Das BWV sucht engagierte MINT-Botschafter aus der Versicherungswirtschaft mit entsprechendem beruflichem Hintergrund, die junge Menschen für Naturwissenschaften und Technik begeistern und ihnen die Berufsperspektiven einer naturwissenschaftlich-technischen Ausbildung in unserer Branche aufzeigen möchten.
Wenn Sie Interesse daran haben, MINT-Botschafter unserer Branche zu werden, melden Sie sich bitte bei Dr. Katharina Höhn.
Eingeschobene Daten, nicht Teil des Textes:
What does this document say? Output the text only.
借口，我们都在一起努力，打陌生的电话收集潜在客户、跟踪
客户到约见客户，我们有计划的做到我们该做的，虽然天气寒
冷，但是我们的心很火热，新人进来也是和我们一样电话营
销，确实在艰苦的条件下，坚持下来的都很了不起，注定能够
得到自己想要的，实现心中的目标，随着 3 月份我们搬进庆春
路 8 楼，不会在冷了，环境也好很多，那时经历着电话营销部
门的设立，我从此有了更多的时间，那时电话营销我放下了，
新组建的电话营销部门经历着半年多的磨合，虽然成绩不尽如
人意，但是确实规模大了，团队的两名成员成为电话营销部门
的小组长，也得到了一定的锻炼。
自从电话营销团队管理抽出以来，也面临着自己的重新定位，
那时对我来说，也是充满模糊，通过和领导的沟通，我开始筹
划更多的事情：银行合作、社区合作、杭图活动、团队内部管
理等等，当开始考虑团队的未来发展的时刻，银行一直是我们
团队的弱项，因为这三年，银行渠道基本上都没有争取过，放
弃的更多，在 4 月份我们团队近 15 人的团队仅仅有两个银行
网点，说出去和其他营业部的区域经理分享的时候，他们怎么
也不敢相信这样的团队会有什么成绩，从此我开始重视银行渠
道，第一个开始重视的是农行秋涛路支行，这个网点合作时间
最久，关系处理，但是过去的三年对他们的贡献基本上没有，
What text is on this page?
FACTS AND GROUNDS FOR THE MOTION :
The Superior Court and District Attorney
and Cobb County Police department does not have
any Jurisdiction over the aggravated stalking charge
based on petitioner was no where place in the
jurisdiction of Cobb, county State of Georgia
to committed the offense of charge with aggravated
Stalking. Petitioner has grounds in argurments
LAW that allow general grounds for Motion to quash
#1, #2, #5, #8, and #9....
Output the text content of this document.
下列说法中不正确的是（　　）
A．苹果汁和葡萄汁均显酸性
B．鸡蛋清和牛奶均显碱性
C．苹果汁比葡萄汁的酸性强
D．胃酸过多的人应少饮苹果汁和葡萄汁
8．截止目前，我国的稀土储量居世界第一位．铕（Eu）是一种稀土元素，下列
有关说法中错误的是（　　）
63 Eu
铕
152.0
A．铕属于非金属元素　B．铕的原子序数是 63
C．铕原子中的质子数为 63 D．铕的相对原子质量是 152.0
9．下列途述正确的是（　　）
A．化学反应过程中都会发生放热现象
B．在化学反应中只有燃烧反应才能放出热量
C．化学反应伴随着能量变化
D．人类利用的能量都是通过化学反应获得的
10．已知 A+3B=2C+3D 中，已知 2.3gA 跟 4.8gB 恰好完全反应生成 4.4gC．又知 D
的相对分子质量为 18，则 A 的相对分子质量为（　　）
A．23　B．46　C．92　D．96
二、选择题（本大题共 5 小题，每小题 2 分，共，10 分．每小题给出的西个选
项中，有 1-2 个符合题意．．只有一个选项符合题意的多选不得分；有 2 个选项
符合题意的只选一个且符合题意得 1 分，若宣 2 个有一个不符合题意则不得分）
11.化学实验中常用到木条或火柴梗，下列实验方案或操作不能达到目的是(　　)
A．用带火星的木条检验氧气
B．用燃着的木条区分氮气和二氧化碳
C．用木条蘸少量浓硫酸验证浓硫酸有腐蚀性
Am 17. November 2008 findet ab 16.00 Uhr in Berlin die Auftaktveranstaltung für MINT-Botschafter statt. Dr. Höhn wird dort an einer Podiumsdiskussion teilnehmen und bittet Sie hierfür um Positivbeispiele für spannende Tätigkeitsfelder, die MINT-Absolventen in der Versicherungswirtschaft geboten werden. Als Vorlage kann Ihnen der Artikel „Die Macht der Prozente“ aus dem Handelsblatt vom 10. September 2008 dienen, in dem Pierre Joos, Leiter Risikomanagement bei der Allianz, portraitiert wird.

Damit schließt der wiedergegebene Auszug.